Hospitality has been the most battered of any real estate bucket, and for a lot of real estate investors that translates into distress opportunity. Or just opportunity.
However, we hadn’t seen too many deals, even as hotels began to close; most hoteliers who can afford it have no doubt wanted to wait out the storm.
But even we weren’t prepared for the magnitude of Colony’s sale last week: 197 hotels encompassing 22,676 keys to hotel management firm Highgate for $67.5 million dollars and the assumption of a whopping $2.7 billion in debt. (Colony’s hotel portfolio had been flailing; earlier this year they defaulted on $3.2 billion in debts.)
It was definitely a vote of confidence by Highgate in a sector that remains distinctly lacking in positive signals. Just last week, Luxe Rodeo Drive Hotel in Beverly Hills closed its doors thanks to financial troubles.
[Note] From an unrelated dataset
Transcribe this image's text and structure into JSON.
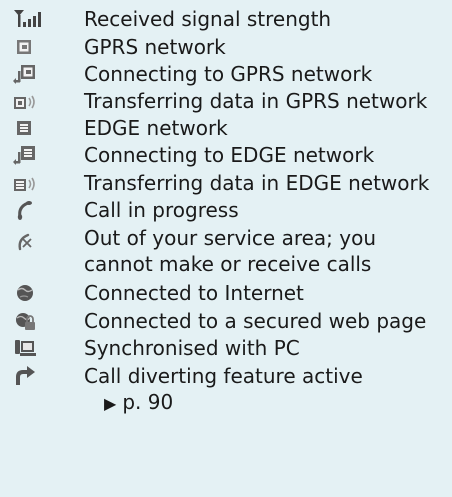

For those looking for a leisurely Sunday read, check out CO’s deep dive into America’s largest mall owner and operator, Simon Property Group. They’ve managed to navigate the crisis better than most, buying up some of the bankrupt brands that have anchored their malls, stepping away from deals that no longer make sense, and keeping $3.6 billion in cash on hand.
It seems (quite logically) that retail, while mostly horrific, comes down to property by property, operator by operator — or, in some cases, neighborhood by neighborhood. (Remember that old saw about location, location, location? It became cliche because it’s true.)
Long Island City has looked like a ghost town during the pandemic — but some of the more populous and residential neighborhoods of Queens like Astoria or Forest Hills have been thriving with everyone shopping locally.
But it wasn’t exactly a beaming week for retail. Ninety percent of restaurants in New York couldn’t make their full August rent, it turns out. Brookfield laid off 20 percent of its retail arm. And, for another good Sunday read, CO sat down with the legendary Steve Siegel of CBRE, who was sober in his assessment of retail and its relation to landlords. (Read: Not good.)
There’s always some good news (right?). There was good news out of L.A., which saw Netflix take 171,000 square feet at the Burbank Empire Center, making it the largest L.A. County office lease so far in 2020.
It was almost as much space as the logistics firm, Mega Lion Inc., which signed a 132,423-square-foot lease at Golden Springs Business Center in the Mid-Cities submarket of L.A. County.
Plus, Amazon picked up the Residence Inn by Marriott in Pentagon City, Va., for $148 million, which it plans on demolishing and using as part of its HQ2 complex.
And while it might not qualify as “news,” per se, there was quite a bit of resolve and optimism about the state of green and healthy development at this week’s CO sustainability forum.
But the bad?
Yes, there’s always that too. (Lately, it only gets worse. What does 2020 have against us?!?)
Industry City pulled the plug on an ambitious rezoning plan which would have created 1 million square feet of new commercial, retail, industrial and academic space, thanks to opposition from certain members of the City Council.
Mitchell Marks was forced to sell via bankruptcy auction his stalled Upper East Side condo development to Carter Management Corp. after infighting and lawsuits among his partners on the deal.
And, while over the summer CO reported that Marcus & Millichap was looking at buying Mission Capital, the deal looks less certain as Marcus & Millichap have just started hiring Mission’s debt team.